Photo credit: Hannah F. Wooten

The landscape of Tosohatchee still resonates with the spirit of former life. Those with an adventurous heart and an interest in relics of the past might be lucky enough to stumble upon Indian mounds, cattle-dipping vats, abandoned homesteads, artesian wells and the remains of an old railroad built for hauling timber out of Jim Creek. The precise location of some of these historic treasures remains a mystery today, even to the park supervisors. I have personally visited the remains of the old Bumby Camp with the help of the receptionist, Patsy. She was extremely helpful, highlighting trails and circling landmarks of interest on a map of the park. The brick chimney is all that remains of the Bumby Camp but photographs hardly do it any justice.
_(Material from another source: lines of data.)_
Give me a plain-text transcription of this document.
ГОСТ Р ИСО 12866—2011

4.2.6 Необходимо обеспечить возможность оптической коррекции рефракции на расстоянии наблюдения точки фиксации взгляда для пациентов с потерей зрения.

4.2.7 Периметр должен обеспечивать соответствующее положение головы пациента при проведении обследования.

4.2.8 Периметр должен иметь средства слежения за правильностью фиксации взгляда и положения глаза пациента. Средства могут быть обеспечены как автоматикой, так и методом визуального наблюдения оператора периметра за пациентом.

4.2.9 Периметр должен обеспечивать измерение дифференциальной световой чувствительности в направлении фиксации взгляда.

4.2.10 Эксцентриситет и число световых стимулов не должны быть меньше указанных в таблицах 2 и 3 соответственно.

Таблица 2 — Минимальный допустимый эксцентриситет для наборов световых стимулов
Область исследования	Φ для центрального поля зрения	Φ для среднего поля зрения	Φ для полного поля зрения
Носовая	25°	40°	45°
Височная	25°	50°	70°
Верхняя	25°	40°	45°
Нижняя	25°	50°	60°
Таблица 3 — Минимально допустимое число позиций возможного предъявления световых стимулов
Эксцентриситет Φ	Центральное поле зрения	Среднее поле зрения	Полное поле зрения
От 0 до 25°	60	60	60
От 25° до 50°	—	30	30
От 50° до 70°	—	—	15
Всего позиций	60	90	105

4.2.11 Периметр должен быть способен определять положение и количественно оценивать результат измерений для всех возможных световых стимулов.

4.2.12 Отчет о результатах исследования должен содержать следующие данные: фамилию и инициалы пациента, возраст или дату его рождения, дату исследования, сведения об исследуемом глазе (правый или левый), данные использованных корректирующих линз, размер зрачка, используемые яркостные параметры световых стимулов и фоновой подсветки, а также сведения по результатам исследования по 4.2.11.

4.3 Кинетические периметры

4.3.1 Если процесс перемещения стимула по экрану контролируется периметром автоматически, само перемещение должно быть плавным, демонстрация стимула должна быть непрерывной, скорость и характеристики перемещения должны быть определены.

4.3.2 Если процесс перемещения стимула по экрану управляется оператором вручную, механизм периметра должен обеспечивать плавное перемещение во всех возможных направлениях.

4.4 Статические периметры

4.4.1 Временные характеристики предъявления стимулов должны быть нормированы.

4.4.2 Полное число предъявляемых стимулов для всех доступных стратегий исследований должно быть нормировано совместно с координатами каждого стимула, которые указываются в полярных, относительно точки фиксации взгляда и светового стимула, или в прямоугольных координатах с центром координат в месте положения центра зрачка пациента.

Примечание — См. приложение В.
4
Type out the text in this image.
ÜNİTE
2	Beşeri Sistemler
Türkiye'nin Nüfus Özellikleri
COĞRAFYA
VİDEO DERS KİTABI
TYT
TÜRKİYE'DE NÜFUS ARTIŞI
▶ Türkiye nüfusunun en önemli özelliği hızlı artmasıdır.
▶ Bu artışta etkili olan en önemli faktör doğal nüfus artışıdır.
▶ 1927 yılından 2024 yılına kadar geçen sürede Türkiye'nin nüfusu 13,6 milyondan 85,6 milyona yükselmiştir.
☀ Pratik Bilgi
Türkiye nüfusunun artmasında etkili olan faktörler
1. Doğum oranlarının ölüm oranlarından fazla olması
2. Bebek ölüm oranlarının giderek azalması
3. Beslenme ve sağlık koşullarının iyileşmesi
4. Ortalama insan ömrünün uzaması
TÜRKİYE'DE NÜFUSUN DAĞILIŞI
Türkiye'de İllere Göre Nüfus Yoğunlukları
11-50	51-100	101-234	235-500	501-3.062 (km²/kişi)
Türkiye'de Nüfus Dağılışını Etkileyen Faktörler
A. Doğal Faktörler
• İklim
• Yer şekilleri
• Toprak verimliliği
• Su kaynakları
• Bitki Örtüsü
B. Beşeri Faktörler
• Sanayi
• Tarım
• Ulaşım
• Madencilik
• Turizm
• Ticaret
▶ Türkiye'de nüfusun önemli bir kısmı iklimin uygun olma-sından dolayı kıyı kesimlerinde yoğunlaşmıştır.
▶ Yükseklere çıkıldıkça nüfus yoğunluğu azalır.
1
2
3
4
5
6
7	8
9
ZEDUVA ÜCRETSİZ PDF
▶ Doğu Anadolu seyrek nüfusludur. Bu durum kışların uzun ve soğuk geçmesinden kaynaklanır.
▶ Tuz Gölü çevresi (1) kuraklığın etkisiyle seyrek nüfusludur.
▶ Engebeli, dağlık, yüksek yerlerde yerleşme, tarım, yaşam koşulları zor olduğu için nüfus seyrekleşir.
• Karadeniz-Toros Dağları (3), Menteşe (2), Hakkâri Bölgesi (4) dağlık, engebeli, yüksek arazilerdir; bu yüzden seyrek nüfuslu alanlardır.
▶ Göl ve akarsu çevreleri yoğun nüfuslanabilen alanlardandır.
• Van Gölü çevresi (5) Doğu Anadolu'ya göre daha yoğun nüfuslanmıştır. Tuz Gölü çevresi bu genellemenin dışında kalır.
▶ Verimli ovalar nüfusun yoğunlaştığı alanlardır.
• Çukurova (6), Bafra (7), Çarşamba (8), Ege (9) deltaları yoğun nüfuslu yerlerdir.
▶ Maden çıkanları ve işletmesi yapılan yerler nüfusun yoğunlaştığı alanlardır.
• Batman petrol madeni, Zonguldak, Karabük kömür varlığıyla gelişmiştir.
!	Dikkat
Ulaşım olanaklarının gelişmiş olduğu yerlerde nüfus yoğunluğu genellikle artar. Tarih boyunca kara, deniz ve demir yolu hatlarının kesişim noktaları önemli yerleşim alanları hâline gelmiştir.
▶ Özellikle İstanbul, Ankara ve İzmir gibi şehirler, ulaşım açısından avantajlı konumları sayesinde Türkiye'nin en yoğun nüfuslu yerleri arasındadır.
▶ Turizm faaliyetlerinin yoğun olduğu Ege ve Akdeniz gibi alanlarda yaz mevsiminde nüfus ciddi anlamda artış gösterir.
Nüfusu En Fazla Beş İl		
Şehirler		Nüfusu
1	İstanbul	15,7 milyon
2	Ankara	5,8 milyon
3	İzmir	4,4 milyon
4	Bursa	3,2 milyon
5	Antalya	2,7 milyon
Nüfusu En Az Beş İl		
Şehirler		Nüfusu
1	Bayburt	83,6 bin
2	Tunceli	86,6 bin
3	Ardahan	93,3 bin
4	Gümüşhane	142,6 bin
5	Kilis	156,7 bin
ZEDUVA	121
I highly suggest you visit this historic landmark in person.

Tosohatchee will forever be ingrained in my memory as being one of my favorite parcels of land and one of the few places where I honestly feel like I belong. Having seemingly mastered every nook and cranny of the park, my words can not adequately explain why I have dedicated so much time and energy on documenting the flora of Tosohatchee WMA, or why I continue to return, so I must borrow a sentence from Richard Schultes graduate advisor, orchidologist and former director of the Harvard Botanical Museum, Oakes Ames in an attempt to explain myself.Calopogon

“Most people are unable to rest content with a limited area of country in which to study nature, but after
all the truest enjoyment comes from knowing one spot of ground well, even though we limit its extent to a few acres of wood-land.”

My hope is that one-day I will think of the words to properly thank Professor Myers for providing me with the inspiration that served as scaffolding from which I have built my career and positive outlook of the Earth around me. Unfortunately, proper thanks might take words more eloquent than mine. Until then, I will thank him through my actions by dedicating my life to the study and stewardship of the land and the organisms it encompasses.